Complete step-by-step answer:
It is given that; the sum of first \[n\] terms of the G.P. is \[P\] and the sum of their inverse is \[R\].
We have to find the value of \[{P^2}\].
Let us consider the G.P. be \[a,ar,a{r^2},a{r^3},...,a{r^{n - 1}}\].
Then, the sum of the series \[S = \dfrac{{a({r^n} - 1)}}{{r - 1}}\]
As per the given information,
$\Rightarrow$\[P = a \times ar \times a{r^2} \times .... \times a{r^{n - 1}}\]
Simplifying we get,
$\Rightarrow$\[P = {a^n} \times {r^{\dfrac{{n(n - 1)}}{2}}}\]
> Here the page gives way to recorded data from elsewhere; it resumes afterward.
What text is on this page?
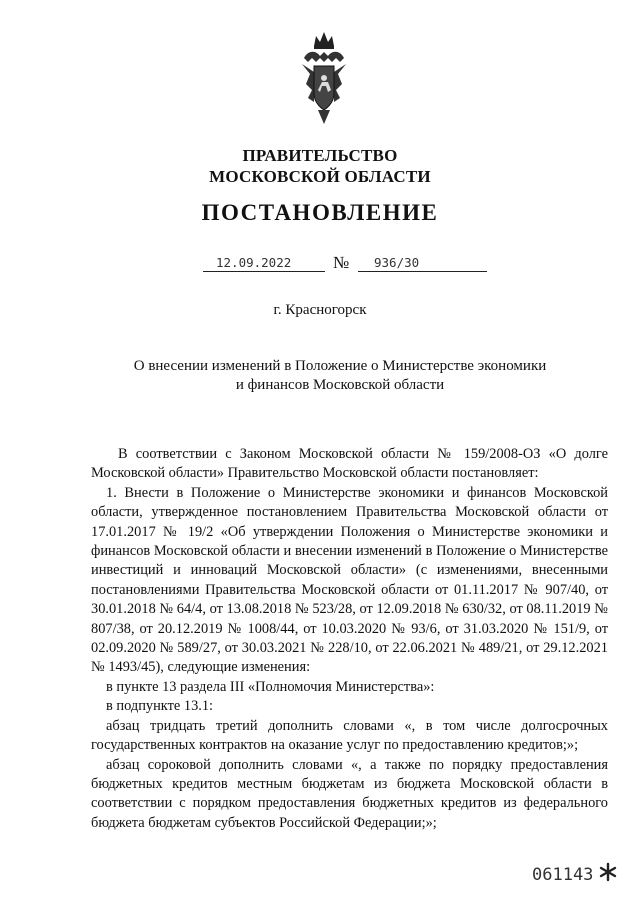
ПРАВИТЕЛЬСТВО
МОСКОВСКОЙ ОБЛАСТИ
ПОСТАНОВЛЕНИЕ
12.09.2022 № 936/30
г. Красногорск
О внесении изменений в Положение о Министерстве экономики
и финансов Московской области

В соответствии с Законом Московской области № 159/2008-ОЗ «О долге Московской области» Правительство Московской области постановляет:

1. Внести в Положение о Министерстве экономики и финансов Московской области, утвержденное постановлением Правительства Московской области от 17.01.2017 № 19/2 «Об утверждении Положения о Министерстве экономики и финансов Московской области и внесении изменений в Положение о Министерстве инвестиций и инноваций Московской области» (с изменениями, внесенными постановлениями Правительства Московской области от 01.11.2017 № 907/40, от 30.01.2018 № 64/4, от 13.08.2018 № 523/28, от 12.09.2018 № 630/32, от 08.11.2019 № 807/38, от 20.12.2019 № 1008/44, от 10.03.2020 № 93/6, от 31.03.2020 № 151/9, от 02.09.2020 № 589/27, от 30.03.2021 № 228/10, от 22.06.2021 № 489/21, от 29.12.2021 № 1493/45), следующие изменения:

в пункте 13 раздела III «Полномочия Министерства»:

в подпункте 13.1:

абзац тридцать третий дополнить словами «, в том числе долгосрочных государственных контрактов на оказание услуг по предоставлению кредитов;»;

абзац сороковой дополнить словами «, а также по порядку предоставления бюджетных кредитов местным бюджетам из бюджета Московской области в соответствии с порядком предоставления бюджетных кредитов из федерального бюджета бюджетам субъектов Российской Федерации;»;

061143
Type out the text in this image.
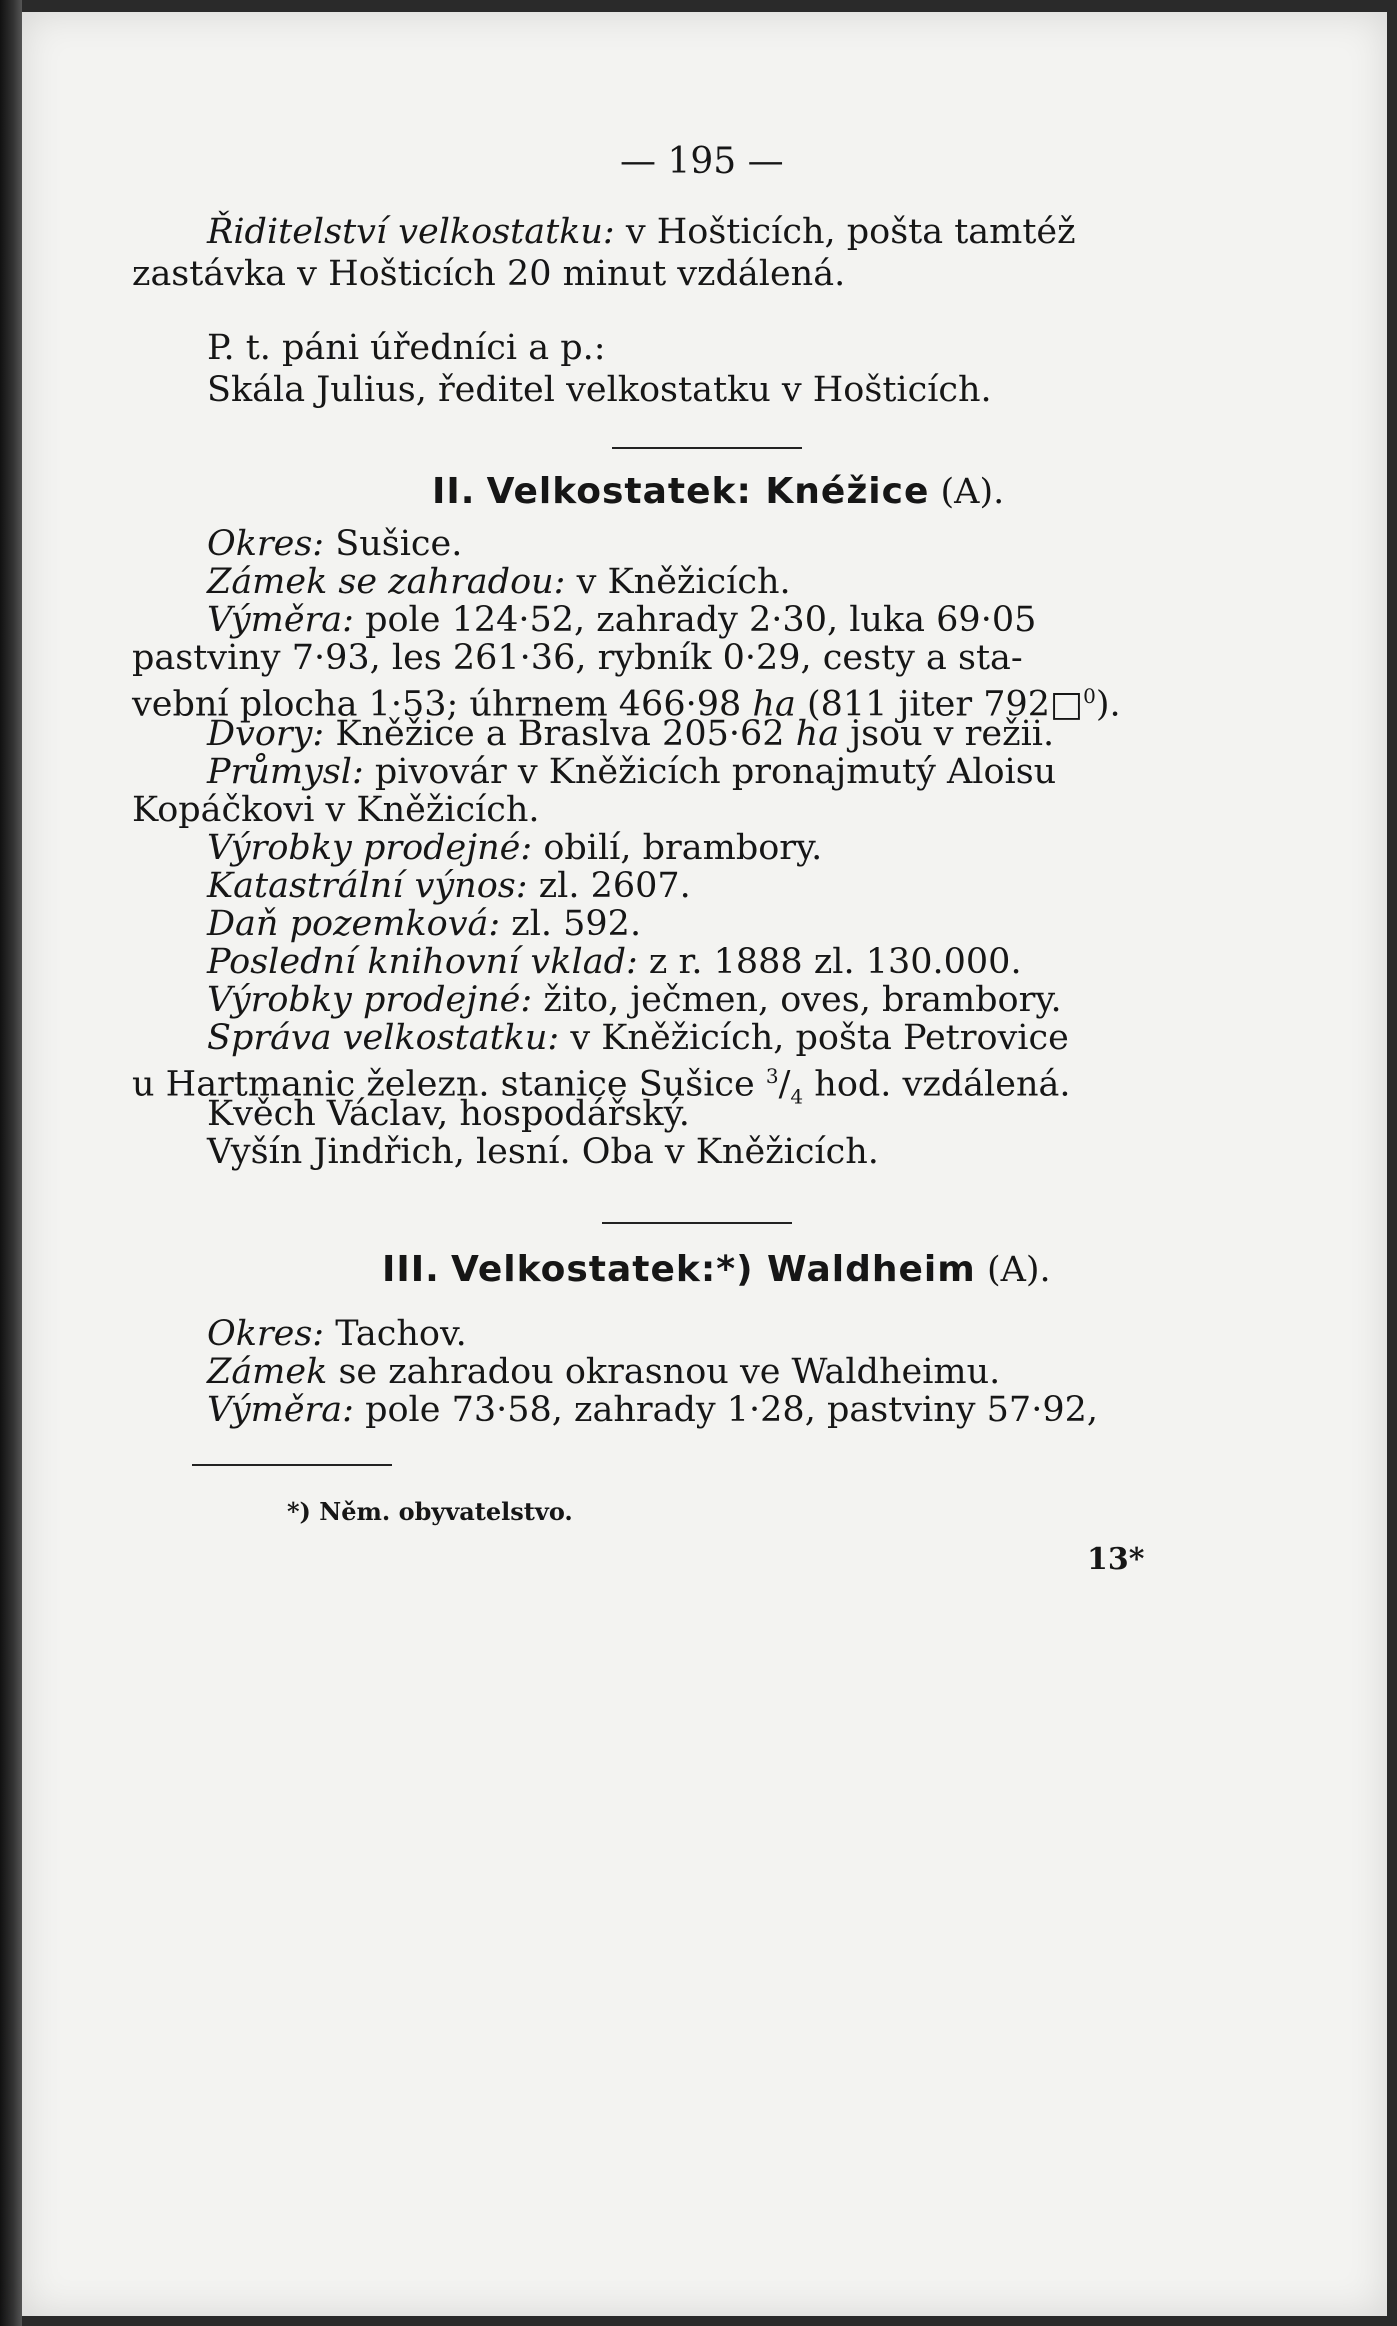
— 195 —
Řiditelství velkostatku: v Hošticích, pošta tamtéž
zastávka v Hošticích 20 minut vzdálená.
P. t. páni úředníci a p.:
Skála Julius, ředitel velkostatku v Hošticích.
II. Velkostatek: Knéžice (A).
Okres: Sušice.
Zámek se zahradou: v Kněžicích.
Výměra: pole 124·52, zahrady 2·30, luka 69·05
pastviny 7·93, les 261·36, rybník 0·29, cesty a sta-
vební plocha 1·53; úhrnem 466·98 ha (811 jiter 792□$^0$).
Dvory: Kněžice a Braslva 205·62 ha jsou v režii.
Průmysl: pivovár v Kněžicích pronajmutý Aloisu
Kopáčkovi v Kněžicích.
Výrobky prodejné: obilí, brambory.
Katastrální výnos: zl. 2607.
Daň pozemková: zl. 592.
Poslední knihovní vklad: z r. 1888 zl. 130.000.
Výrobky prodejné: žito, ječmen, oves, brambory.
Správa velkostatku: v Kněžicích, pošta Petrovice
u Hartmanic železn. stanice Sušice $^3/_4$ hod. vzdálená.
Kvěch Václav, hospodářský.
Vyšín Jindřich, lesní. Oba v Kněžicích.
III. Velkostatek:*) Waldheim (A).
Okres: Tachov.
Zámek se zahradou okrasnou ve Waldheimu.
Výměra: pole 73·58, zahrady 1·28, pastviny 57·92,
*) Něm. obyvatelstvo.
13*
Squaring both sides, we get,
$\Rightarrow$\[{P^2} = {a^{2n}} \times {r^{n(n - 1)}}\]
Simplifying we get,
$\Rightarrow$\[{P^2} = {({a^2} \times {r^{n - 1}})^n}\]… (1)
Now,
$\Rightarrow$\[R = \dfrac{1}{a} + \dfrac{1}{{ar}} + \dfrac{1}{{a{r^2}}} + ... + \dfrac{1}{{a{r^{n - 1}}}}\]
Simplifying we get,
$\Rightarrow$\[R = \dfrac{{\dfrac{1}{a}\left[ {1 - {{\left( {\dfrac{1}{r}} \right)}^n}} \right]}}{{1 - \dfrac{1}{r}}}\]
Simplifying again we get,
$\Rightarrow$\[R = \dfrac{{r({r^n} - 1)}}{{a{r^n}(r - 1)}}\]
So, we have,
$\Rightarrow$\[\dfrac{R}{S} = \dfrac{{r({r^n} - 1)}}{{a{r^n}(r - 1)}} \times \dfrac{{r - 1}}{{a({r^n} - 1)}}\]
Again,
$\Rightarrow$\[\dfrac{S}{R} = {({a^2}{r^{n - 1}})^n}\]
From (1) we get,
\[\dfrac{S}{R} = {P^2}\]
Hence, \[\dfrac{S}{R} = {P^2}\]

$\therefore $ The correct option is B) \[\dfrac{S}{R}\].

Note: In this problem, students can be confused with the calculation of proving the \[{P^2}\] is equal to \[\dfrac{S}{R}\]. A sequence is a set of things that are in order. In a geometric sequence each term is found by multiplying the previous term by constant.